John 1:48
Nathanael said to him, “How do you know me?” Jesus answered him, “Before Philip called you, when you were under the fig tree, I saw you.”
One theme that often comes through in conversion stories is struggle. From Augustine’s Confessions to Newman’s Apologia Pro Vita Sua to modern stories of conversion such as the accounts in Surprised By Truth, we often discover a picture of the pilgrim to Catholicism laboring over tremendous intellectual, spiritual, familial, and social obstacles in order to understand and, at length, to love Christ in his holy Catholic Church. Even in Scripture, that prototype of all converts — St. Paul — went through enormous trials and struggles not only before, but after, his entry into the church. It would be easy to get the idea that God plays hide and seek with us, or that conversion was primarily a matter of “figuring out” the truth of the faith by being clever or spiritual enough. But the truth is, long before Augustine knew about Jesus, Jesus knew all about Augustine. He saw him, not under the fig tree, but frolicking with his concubine. Likewise, neither Newman nor any other convert found Jesus for any other reason than this: Jesus knew them and drew them to himself.
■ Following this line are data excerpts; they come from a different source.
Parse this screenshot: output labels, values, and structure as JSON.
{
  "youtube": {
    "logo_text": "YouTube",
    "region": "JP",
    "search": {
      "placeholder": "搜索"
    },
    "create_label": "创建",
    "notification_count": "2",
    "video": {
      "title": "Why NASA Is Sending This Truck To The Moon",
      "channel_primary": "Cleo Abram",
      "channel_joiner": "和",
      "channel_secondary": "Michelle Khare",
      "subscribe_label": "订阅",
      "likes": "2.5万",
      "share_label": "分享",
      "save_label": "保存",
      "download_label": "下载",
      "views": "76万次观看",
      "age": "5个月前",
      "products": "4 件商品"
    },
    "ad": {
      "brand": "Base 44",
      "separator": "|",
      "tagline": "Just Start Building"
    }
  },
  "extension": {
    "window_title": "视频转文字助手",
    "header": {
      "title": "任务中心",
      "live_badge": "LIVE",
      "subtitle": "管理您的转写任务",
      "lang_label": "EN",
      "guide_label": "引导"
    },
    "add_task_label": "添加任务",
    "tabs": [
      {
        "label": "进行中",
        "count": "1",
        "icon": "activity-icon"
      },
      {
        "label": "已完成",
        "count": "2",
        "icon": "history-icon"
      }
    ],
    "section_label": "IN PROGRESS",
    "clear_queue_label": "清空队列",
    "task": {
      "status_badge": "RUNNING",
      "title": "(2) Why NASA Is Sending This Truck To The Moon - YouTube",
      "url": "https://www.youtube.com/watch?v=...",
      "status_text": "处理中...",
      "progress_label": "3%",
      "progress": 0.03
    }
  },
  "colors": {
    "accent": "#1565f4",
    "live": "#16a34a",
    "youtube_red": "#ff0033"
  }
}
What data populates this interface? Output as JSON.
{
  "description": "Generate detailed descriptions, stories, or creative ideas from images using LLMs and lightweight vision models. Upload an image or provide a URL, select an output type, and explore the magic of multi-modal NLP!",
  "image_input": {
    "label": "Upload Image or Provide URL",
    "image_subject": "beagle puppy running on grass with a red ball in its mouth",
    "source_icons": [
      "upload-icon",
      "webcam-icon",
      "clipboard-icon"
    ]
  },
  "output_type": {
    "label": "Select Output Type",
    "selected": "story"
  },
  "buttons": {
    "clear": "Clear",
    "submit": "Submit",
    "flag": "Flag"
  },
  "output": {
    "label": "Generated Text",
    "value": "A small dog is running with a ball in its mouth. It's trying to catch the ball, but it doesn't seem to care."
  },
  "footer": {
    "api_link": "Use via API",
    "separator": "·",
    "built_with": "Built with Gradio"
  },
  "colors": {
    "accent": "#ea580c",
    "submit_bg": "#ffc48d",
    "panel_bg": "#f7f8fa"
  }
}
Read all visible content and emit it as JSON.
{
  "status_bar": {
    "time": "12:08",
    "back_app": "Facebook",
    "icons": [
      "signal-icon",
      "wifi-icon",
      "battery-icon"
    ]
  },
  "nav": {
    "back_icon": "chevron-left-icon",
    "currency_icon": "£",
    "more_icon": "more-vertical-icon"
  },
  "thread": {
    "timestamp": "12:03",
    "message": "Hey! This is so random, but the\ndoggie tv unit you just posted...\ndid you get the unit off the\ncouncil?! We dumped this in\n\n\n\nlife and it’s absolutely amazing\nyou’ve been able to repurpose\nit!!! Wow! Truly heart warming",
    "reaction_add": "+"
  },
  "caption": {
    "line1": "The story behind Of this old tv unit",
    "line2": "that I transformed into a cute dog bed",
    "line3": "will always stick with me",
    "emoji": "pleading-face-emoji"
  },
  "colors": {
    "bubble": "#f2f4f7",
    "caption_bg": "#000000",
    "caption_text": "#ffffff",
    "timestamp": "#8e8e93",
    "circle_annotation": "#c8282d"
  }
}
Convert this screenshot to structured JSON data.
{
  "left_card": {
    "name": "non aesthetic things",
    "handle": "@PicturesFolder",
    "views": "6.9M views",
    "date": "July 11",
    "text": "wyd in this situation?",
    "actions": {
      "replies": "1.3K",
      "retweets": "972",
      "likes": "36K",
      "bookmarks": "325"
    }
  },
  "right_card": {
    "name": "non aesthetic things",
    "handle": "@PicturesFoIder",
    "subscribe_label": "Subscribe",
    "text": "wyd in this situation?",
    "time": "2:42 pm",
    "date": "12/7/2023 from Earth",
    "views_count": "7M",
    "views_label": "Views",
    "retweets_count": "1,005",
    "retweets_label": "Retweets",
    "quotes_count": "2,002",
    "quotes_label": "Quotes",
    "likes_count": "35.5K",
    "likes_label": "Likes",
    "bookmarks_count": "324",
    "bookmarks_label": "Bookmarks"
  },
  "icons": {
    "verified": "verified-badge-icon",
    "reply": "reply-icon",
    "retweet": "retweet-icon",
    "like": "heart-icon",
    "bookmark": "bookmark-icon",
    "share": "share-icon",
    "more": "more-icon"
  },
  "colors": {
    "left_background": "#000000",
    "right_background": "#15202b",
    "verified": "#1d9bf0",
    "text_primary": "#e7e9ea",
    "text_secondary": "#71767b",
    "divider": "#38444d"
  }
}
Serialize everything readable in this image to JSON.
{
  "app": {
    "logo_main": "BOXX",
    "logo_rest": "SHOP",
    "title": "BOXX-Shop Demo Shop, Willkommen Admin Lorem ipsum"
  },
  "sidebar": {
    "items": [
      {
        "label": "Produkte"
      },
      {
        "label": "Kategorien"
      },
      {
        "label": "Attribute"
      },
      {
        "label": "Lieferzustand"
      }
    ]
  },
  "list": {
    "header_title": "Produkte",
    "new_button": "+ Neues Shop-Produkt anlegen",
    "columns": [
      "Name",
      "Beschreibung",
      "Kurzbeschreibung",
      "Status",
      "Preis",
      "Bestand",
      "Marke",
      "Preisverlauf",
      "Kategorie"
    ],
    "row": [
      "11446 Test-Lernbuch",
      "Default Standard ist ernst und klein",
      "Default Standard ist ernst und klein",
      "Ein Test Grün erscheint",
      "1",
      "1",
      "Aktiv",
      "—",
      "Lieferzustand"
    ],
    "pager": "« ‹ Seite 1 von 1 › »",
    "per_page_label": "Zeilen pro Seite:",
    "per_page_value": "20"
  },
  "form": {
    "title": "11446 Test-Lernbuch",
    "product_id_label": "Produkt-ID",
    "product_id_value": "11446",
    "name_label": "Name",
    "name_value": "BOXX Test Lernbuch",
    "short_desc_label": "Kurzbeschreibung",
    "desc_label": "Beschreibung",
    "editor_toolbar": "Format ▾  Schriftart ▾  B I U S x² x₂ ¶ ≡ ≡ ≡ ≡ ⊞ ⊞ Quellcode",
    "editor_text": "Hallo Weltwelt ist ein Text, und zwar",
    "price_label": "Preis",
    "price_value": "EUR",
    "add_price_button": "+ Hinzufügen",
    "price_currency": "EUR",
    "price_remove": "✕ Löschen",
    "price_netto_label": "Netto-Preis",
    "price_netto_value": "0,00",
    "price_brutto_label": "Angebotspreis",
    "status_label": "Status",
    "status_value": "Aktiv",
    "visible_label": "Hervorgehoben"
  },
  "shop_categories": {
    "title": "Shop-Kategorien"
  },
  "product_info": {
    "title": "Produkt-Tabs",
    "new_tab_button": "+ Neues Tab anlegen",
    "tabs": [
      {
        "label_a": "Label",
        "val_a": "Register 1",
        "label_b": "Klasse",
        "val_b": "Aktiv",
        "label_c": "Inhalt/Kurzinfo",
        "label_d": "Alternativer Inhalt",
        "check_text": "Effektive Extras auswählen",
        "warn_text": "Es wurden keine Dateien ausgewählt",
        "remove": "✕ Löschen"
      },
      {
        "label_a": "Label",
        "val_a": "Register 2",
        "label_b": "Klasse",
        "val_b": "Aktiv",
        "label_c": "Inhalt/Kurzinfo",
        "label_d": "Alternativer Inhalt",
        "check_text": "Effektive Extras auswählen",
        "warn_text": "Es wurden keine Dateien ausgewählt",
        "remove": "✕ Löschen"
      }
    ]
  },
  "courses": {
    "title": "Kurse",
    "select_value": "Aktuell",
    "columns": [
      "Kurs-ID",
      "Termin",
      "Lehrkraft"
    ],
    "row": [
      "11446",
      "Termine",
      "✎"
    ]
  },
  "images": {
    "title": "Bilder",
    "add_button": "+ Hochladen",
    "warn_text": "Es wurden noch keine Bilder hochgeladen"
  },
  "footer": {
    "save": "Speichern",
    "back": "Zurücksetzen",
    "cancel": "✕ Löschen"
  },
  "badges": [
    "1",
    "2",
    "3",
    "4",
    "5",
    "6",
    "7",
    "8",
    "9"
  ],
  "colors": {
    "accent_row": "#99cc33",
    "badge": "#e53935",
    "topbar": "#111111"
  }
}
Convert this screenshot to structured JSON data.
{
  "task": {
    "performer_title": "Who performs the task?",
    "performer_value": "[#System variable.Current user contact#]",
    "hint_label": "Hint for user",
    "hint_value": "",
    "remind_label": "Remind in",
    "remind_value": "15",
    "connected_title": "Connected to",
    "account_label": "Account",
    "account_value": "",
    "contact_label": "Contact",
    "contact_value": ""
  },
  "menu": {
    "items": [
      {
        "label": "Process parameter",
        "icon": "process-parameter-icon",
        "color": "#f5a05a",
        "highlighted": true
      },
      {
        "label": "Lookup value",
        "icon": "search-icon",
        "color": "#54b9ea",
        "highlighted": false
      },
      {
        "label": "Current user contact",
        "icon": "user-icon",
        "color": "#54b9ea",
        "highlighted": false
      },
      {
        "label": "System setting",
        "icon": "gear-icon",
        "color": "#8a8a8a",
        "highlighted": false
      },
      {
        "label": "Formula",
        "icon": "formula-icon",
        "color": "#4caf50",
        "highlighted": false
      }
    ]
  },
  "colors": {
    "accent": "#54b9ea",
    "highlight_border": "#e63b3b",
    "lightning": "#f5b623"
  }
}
This is why Paul says God, “set me apart before I was born, … called me through his grace, [and] was pleased to reveal his Son to me” (Galatians 1: 15-16). God saw and loved Paul while Paul was obliviously approving the death of St. Stephen. “How do you know me?” asks Nathanael. Jesus replies, with a smile and a wink, “How can I not? I made you and loved you from the foundation of the world. I have come for you, you shall not have to work your way to me.” The same is true for you and me.